Dans un communiqué, l'organisation du festival, qui a organisé cette année des sessions en ligne pour contourner la pandémie, a révélé que le jury, composé de cinéastes et programmeurs Anna da Palma, Frederico Serra et Miguel Valverde, considérait le film comme «passionnant et authentique. de simplicité », et que la réalisatrice« est toujours aux côtés de son personnage et le protège ».

Le film, «entrant dans l'intimité et le quotidien d'un chanteur amateur, révèle un jeune homme charismatique qui, en découvrant la poésie de Jacques Brel, rencontre ses racines algériennes», a expliqué le jury.

La fiction «Entre ciel et terre», de Najwa Najjar (coproduction palestinienne, Luxembourg, Islande), a reçu une mention honorable, le jury estimant que «la sphère privée devient politique, dans ce film qui, comptant l'histoire d'un couple en crise (et sur le point de divorcer), examine en même temps les relations complexes et dramatiques au Moyen-Orient.

Le meilleur court métrage a été choisi par le jury, composé de chercheurs, producteurs et programmateurs Ana Catarina Pereira, Jesús Soria et Rita Capucho, le film français «Matriochkas», de Bérangère Mc Neese, qui aborde le thème de «l'héritage maternel et génétique , briser un cycle et construire de nouvelles expériences et souvenirs ».

Le jury a estimé que «la trame humaine du film est grandement aidée par l'excellente direction d'acteurs, par la réalisation et la production de ce film provocateur, original et plein d'espoir».

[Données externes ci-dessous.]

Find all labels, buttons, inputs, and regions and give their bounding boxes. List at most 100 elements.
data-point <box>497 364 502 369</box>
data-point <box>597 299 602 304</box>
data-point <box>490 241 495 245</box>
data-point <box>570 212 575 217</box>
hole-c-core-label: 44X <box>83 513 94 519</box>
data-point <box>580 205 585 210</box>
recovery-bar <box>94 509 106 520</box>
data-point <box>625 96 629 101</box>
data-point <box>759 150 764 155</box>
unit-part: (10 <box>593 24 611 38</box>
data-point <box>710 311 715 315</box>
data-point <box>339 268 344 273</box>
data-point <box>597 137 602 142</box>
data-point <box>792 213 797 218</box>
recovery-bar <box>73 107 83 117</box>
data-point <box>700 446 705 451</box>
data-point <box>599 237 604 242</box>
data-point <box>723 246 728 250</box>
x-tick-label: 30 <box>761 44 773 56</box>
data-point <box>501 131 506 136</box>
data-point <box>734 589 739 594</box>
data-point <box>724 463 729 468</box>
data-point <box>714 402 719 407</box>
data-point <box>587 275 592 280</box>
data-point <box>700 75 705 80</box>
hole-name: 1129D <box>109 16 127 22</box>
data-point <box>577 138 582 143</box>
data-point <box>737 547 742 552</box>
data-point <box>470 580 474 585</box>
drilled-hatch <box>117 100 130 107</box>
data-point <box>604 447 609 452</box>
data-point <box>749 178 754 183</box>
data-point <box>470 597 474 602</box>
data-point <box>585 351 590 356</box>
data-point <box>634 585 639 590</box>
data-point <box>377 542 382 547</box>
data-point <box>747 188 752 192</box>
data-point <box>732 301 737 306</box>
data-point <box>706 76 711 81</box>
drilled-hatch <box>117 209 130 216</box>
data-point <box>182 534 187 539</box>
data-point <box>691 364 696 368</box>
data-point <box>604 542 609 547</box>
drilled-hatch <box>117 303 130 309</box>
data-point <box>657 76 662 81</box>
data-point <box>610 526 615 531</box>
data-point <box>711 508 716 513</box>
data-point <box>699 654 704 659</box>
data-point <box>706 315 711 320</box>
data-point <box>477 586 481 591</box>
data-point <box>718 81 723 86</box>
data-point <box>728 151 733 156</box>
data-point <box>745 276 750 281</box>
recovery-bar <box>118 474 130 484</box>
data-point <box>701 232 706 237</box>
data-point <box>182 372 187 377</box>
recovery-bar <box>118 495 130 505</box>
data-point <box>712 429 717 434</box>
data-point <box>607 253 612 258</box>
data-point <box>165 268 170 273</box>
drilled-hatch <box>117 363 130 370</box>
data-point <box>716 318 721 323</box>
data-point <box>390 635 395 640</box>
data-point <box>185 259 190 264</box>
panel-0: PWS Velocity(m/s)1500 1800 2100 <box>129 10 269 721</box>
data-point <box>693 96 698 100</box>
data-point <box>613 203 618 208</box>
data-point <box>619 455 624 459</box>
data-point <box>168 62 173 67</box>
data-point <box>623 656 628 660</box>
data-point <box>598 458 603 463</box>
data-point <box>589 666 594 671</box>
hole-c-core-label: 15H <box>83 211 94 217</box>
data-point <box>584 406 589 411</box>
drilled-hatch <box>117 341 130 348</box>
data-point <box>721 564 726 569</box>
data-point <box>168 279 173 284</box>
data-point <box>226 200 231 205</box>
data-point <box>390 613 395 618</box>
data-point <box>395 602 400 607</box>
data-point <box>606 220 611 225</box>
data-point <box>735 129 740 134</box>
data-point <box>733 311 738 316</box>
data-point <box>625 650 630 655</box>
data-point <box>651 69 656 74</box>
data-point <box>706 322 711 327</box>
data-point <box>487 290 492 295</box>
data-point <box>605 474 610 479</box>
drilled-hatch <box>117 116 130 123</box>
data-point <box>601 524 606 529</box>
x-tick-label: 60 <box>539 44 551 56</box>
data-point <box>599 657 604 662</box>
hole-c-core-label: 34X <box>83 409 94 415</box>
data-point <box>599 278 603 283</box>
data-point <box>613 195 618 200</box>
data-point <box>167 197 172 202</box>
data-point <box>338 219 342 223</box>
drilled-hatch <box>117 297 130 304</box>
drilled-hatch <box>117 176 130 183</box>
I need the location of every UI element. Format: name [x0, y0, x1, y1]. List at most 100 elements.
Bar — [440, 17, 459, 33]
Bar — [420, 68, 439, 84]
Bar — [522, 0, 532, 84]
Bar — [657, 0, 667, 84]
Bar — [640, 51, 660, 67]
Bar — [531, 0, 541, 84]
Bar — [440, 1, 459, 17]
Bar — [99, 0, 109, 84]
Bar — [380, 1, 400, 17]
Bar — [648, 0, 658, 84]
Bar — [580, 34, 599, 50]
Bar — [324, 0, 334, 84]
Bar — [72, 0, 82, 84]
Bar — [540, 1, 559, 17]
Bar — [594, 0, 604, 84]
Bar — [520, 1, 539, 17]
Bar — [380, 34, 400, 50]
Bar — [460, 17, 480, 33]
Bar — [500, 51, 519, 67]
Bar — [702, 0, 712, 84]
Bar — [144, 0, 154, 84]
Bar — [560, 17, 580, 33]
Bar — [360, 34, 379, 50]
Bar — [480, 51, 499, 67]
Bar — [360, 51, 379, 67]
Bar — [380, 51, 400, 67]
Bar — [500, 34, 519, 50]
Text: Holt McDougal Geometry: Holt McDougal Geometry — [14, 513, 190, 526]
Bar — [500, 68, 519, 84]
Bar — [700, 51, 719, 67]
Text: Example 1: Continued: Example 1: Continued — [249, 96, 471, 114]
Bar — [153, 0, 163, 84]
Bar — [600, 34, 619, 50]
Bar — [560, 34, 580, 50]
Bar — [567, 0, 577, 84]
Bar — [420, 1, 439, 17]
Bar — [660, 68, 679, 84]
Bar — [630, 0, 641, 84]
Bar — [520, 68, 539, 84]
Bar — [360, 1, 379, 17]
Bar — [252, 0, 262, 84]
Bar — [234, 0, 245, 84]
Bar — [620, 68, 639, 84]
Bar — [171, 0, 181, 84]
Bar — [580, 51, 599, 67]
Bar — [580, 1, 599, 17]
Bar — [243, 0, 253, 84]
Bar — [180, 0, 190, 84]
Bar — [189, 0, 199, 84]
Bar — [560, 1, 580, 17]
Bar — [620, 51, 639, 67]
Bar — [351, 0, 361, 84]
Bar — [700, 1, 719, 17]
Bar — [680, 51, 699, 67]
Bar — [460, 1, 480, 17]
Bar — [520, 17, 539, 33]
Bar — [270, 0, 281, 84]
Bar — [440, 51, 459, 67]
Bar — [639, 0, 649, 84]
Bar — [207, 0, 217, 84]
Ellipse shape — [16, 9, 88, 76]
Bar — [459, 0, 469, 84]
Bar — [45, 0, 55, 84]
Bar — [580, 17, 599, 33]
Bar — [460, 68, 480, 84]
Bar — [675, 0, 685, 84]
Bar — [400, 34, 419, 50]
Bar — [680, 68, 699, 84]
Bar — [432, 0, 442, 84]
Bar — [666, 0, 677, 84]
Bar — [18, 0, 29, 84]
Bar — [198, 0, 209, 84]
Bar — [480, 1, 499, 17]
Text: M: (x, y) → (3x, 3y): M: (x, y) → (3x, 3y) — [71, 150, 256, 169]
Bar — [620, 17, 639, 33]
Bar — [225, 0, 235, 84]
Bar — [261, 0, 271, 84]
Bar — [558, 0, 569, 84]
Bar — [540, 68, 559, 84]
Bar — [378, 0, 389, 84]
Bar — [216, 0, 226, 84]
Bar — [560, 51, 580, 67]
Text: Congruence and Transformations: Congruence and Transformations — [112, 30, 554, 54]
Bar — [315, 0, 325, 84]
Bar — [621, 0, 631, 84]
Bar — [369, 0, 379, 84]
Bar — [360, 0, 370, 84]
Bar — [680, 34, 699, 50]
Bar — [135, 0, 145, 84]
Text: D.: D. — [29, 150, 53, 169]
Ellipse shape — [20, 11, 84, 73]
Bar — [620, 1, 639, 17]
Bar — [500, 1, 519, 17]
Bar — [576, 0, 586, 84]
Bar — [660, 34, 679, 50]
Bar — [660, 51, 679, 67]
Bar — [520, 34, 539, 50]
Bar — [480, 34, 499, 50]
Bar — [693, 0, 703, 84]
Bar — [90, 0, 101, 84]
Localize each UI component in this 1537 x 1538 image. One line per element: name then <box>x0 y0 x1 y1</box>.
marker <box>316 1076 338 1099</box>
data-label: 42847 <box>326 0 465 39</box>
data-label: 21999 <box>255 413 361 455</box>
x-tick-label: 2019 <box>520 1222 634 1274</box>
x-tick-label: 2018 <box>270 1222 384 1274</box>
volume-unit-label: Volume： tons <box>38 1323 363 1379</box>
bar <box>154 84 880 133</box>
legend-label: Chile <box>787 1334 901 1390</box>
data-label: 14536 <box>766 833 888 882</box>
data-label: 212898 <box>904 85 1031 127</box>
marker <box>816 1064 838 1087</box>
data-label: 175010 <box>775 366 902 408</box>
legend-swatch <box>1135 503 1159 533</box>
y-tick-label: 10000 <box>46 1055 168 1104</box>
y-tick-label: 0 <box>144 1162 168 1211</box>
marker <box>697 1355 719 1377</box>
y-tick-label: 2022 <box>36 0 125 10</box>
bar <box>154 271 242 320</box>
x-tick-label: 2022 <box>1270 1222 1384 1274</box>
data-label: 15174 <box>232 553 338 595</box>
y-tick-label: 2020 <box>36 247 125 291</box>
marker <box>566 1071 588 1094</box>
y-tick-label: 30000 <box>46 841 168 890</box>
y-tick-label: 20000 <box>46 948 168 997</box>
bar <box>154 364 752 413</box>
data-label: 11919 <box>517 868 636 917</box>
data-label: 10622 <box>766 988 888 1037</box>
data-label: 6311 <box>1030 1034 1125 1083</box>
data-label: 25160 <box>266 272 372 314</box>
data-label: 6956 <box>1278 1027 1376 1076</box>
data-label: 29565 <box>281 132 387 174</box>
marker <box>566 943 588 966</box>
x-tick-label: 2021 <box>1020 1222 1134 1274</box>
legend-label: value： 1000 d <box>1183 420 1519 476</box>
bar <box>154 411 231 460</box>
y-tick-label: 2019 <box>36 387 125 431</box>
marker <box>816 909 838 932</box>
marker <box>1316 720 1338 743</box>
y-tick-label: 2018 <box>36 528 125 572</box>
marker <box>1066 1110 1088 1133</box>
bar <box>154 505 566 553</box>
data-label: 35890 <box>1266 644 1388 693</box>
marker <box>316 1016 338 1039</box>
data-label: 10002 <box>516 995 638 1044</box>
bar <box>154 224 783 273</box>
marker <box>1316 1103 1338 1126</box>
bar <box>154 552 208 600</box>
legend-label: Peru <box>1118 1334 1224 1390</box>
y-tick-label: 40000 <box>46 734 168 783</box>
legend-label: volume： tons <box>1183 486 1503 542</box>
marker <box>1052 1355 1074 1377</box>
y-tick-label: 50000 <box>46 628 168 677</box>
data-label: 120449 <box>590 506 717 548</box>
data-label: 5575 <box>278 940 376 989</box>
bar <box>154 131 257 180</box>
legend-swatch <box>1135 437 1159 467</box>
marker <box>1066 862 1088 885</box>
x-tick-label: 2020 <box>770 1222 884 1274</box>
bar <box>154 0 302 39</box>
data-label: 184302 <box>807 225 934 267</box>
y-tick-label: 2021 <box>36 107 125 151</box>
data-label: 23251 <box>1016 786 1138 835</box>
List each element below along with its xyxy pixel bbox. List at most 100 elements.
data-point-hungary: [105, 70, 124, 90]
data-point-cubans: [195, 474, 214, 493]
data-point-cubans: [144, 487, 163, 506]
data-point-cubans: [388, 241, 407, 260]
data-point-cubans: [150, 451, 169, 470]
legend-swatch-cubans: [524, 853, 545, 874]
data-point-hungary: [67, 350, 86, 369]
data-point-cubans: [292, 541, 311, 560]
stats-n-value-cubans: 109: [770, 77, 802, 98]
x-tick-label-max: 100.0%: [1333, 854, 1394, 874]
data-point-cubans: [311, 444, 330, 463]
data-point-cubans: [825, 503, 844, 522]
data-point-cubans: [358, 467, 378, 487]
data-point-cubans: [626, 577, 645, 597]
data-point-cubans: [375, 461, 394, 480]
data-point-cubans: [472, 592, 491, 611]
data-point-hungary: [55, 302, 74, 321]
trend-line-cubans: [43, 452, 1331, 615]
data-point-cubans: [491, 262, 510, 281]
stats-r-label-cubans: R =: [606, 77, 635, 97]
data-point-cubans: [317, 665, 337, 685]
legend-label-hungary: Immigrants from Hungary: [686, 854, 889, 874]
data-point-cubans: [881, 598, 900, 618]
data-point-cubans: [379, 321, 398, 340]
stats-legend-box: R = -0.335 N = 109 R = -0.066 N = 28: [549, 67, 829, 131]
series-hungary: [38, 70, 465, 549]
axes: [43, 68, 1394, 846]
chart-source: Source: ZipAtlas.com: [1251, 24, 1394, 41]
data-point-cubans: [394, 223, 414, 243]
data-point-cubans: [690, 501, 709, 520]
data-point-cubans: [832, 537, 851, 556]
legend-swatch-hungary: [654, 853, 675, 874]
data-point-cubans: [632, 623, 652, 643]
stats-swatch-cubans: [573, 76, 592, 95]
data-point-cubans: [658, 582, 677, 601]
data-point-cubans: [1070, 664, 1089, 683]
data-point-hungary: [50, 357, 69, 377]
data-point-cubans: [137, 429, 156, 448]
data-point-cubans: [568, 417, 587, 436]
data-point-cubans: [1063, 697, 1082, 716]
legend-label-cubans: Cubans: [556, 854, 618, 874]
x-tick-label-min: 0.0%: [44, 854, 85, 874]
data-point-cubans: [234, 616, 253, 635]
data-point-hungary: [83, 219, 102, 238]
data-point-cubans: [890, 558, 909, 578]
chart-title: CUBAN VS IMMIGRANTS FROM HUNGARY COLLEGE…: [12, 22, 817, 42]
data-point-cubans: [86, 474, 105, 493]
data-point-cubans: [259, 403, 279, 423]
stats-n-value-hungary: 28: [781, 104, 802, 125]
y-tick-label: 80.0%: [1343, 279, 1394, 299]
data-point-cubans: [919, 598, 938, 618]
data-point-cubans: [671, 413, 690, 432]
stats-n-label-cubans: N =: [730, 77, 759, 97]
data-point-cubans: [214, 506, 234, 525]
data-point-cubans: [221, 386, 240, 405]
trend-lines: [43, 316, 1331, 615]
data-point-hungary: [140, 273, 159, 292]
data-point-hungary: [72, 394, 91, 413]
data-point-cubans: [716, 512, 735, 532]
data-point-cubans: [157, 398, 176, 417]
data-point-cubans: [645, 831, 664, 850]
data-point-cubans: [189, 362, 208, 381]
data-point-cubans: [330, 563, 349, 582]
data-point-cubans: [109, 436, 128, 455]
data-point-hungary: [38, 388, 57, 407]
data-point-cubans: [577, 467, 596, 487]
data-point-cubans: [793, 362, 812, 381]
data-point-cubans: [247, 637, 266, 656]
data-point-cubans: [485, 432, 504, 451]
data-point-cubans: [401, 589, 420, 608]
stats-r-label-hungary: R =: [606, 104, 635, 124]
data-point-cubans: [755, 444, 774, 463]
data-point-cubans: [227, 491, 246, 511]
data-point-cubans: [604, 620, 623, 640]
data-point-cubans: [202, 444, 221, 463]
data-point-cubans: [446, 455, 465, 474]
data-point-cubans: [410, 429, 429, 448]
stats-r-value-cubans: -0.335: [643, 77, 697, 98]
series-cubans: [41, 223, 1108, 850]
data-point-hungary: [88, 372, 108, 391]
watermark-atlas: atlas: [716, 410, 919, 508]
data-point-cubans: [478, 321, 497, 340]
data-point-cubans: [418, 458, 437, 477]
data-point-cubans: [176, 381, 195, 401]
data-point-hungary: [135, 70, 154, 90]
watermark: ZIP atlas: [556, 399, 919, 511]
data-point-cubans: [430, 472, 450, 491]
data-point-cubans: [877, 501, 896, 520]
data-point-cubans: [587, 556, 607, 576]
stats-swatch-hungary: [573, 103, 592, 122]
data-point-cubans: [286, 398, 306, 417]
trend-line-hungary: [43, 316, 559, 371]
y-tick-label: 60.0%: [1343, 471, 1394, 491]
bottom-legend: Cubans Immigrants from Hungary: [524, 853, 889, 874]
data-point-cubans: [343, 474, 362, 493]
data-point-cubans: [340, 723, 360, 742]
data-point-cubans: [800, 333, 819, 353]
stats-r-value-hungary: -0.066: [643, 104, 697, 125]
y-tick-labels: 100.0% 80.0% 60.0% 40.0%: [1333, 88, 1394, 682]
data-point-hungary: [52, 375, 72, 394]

Trois mentions honorables dans la même catégorie ont également été attribuées aux films «The Load» de Giulia Giapponesi (Italie), «The Golden Age», d'Eric Minh Cuong Castaing (France), «Extra Safe», de Nouran Sherif (Egypte).

Le film lauréat du Concours Travessias a été le documentaire «# 387», de Madeleine Leroyer, une coproduction française, belge, italienne, comme, selon le jury, «une œuvre abyssale et persistante, avec un dispositif de réalisation qui cherche vos personnages sans savoir si vous les trouverez ».

Le jury, composé des chercheurs Cristina Roldão, Faranaz Keshavjee et Catarina Simão, a également décerné une mention honorable au documentaire israélien «A Fish Tale», d'Emmanuelle Mayer.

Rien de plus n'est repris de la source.